A dosagem do hormônio antimülleriano (AMH), um peptídeo produzido pelas células da granulosa de folículos ovarianos pré-antrais e antrais pequenos, pode ajudar o médico-assistente na avaliação diagnóstica das mulheres com SOP, auxiliando-o em alguns diagnósticos diferenciais e na avaliação da reserva ovariana. Os níveis de AMH encontram-se elevados em mulheres com SOP, diminuídos na suspeita de insuficiência ovariana prematura e normais na hiperprolactinemia e no hipogonadismo hipogonadotrófico. No entanto, o AMH ainda não é considerado essencial para o diagnóstico.

Dependendo da história clínica, a investigação com outros exames de análises clínicas e de imagem deve ser feita levando-se em conta as possíveis suspeitas diagnósticas.

Outros possíveis diagnósticos diferenciais de SOP

Hipótese
Apresentação clínica
Avaliação complementar
Gravidez
Amenorreia/atraso menstrual, outros sinais e sintomas sugestivos de gestação
beta-hCG
Amenorreia hipotalâmica, incluindo amenorreia hipotalâmica funcional (AHF)
Amenorreia, perda de peso, atividade física em excesso, ausência de sinais de hiperandrogenismo ao exame físico; em algumas situações, ovários multifoliculares estão presentes
FSH e LH séricos (ambos baixos ou normais baixos), estradiol sérico (baixo). As pacientes com AHF apresentam níveis baixos ou normais baixos de LH, concentrações normais de FSH (geralmente maiores que as de LH), estradiol <50 pg/mL (<5 ng/dL) e progesterona <1 ng/mL (<100 ng/dL). Em casos selecionados, como em pacientes com níveis de estradiol persistentemente inferiores a 20 pg/mL (2 ng/dL), pode-se realizar a prova de estímulo de GnRH, também conhecida como teste do LHRH. A resposta ao estímulo de GnRH, com aumento de duas a três vezes no LH e no FSH em comparação aos níveis basais, fica preservada na AHF. A dosagem do AMH também pode ser considerada
Insuficiência ovariana primária
Amenorreia combinada com sintomas de deficiência estrogênica, como fogachos e sintomas urogenitais
FSH sérico (elevado) e estradiol sérico (baixo). A dosagem do AMH também pode ser considerada
Tumor secretor de androgênio
Virilização, incluindo alteração na voz, alopecia androgênica de padrão masculino e clitoromegalia; início rápido dos sintomas
Testosterona e SHDEA séricos (marcadamente elevados), ultrassonografia para avaliação dos ovários, TC para avaliação das adrenais (presença de massa ou tumor)
Síndrome de Cushing
Há sinais e sintomas de SOP que podem se sobrepor aos de Cushing, como estrias, obesidade e manifestações de intolerância à glicose. Contudo, a apresentação clínica do Cushing geralmente tem mais sinais e sintomas, como miopatia, pletora facial, estrias violáceas e hematomas por pequenos traumas e alargamento da região dorsocervical (buffalo hump), entre outros
Cortisol salivar noturno/cortisol livre urinário de 24 horas ou teste de supressão com 1 mg de dexametasona. Esta última deve ser administrada por via oral às 23 horas do dia anterior à coleta de sangue e a amostra de cortisol, colhida entre 7 e 8 horas da manhã seguinte. A dosagem de dexametasona sérica deve ser realizada a fim de validar o teste
Acromegalia
Oligomenorreia e alterações cutâneas, como espessamento, acrocórdons, hirsutismo e hiper-hidrose, podem se sobrepor aos sintomas de SOP. Contudo, cefaleia, perda de visão periférica, aumento da mandíbula e do arco zigomático, proeminência frontal, macroglossia e outros requerem investigação adicional
IGF-1 sérico (aumentado), RM da hipófise (presença de massa ou tumor)

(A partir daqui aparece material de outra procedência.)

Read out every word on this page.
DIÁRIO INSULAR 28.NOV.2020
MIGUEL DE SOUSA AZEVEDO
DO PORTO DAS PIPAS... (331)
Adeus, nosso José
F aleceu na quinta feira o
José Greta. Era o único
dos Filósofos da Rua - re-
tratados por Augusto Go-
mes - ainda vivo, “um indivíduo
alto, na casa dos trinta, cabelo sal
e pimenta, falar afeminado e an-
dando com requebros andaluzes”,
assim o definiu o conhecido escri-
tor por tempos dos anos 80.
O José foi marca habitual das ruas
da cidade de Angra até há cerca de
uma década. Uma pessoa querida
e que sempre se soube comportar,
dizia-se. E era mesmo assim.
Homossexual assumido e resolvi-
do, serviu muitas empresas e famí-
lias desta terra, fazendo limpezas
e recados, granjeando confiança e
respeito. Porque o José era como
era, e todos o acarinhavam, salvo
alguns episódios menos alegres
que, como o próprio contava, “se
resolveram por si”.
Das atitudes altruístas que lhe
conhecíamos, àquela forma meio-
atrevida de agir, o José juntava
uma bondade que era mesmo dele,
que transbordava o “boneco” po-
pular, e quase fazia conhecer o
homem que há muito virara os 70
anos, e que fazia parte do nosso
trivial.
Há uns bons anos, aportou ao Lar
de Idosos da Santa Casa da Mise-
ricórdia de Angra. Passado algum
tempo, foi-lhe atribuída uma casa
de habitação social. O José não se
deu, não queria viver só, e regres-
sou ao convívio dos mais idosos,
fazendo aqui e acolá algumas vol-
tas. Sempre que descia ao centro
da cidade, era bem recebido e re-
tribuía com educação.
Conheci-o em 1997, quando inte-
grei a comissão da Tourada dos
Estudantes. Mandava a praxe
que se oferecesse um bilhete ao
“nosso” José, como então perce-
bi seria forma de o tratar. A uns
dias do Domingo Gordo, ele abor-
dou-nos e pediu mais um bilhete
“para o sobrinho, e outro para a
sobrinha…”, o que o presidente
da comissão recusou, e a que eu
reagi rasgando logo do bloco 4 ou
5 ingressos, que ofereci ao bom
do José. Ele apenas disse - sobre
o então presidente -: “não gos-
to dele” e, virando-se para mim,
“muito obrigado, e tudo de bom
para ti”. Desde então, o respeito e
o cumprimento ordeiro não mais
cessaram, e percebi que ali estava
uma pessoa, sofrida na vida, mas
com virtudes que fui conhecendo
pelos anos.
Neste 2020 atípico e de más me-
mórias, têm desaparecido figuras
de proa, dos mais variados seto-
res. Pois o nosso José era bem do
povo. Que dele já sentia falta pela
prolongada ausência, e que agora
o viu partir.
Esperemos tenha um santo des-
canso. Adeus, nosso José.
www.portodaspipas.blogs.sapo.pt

Adaptado de Legro et al, 2013.


Comorbidades associadas

A SOP está associada com diferentes comorbidades, que incluem obesidade, diabetes, doenças cardiovasculares, complicações na gravidez e até câncer de endométrio. Assim, toda mulher com esse diagnóstico deve ser avaliada quanto ao risco metabólico, principalmente para diabetes tipo 2 e doença cardiovascular. Recomenda-se a realização de curva de tolerância à glicose com 75 g de glicose oral (tempos basal e 120 minutos), hemoglobina glicada (HbA1c), perfil lipídico e triglicérides. Nas obesas, convém incluir testes para função hepática.


Obesidade

O cálculo do IMC e da circunferência da cintura pode determinar se as mulheres com SOP apresentam aumento da adiposidade, que, por sua vez, está relacionada ao hiperandrogenismo e ao aumento do risco metabólico. Mulheres obesas com SOP também apresentam menor taxa de gravidez e menor resposta aos tratamentos farmacológicos de indução da ovulação.

Apenas a medida do IMC tem limitações para avaliação da gordura corporal, podendo ser feito o estudo da composição corporal por DXA, que analisa a gordura corporal, a massa magra e o conteúdo mineral ósseo, fornecendo diversos índices úteis no manejo de pacientes com excesso de peso (veja mais em: https://www.fleury.com.br/medico/artigos-cientificos/composicao-densitometria).


Diabetes

A SOP aumenta o risco de intolerância à glicose e diabetes mellitus tipo 2. Dessa forma, preconiza-se rastreamento com teste de tolerância à glicose de duas horas, com 75 g de glicose oral, ou HbA1c a cada três a cinco anos. O intervalo pode ser menor na presença de adiposidade central, ganho de peso substancial e/ou aparecimento de sintomas de diabetes.


Doenças cardiovasculares

A presença de fatores de risco para doenças cardiovasculares deve ser investigada nas adolescentes e mulheres com SOP.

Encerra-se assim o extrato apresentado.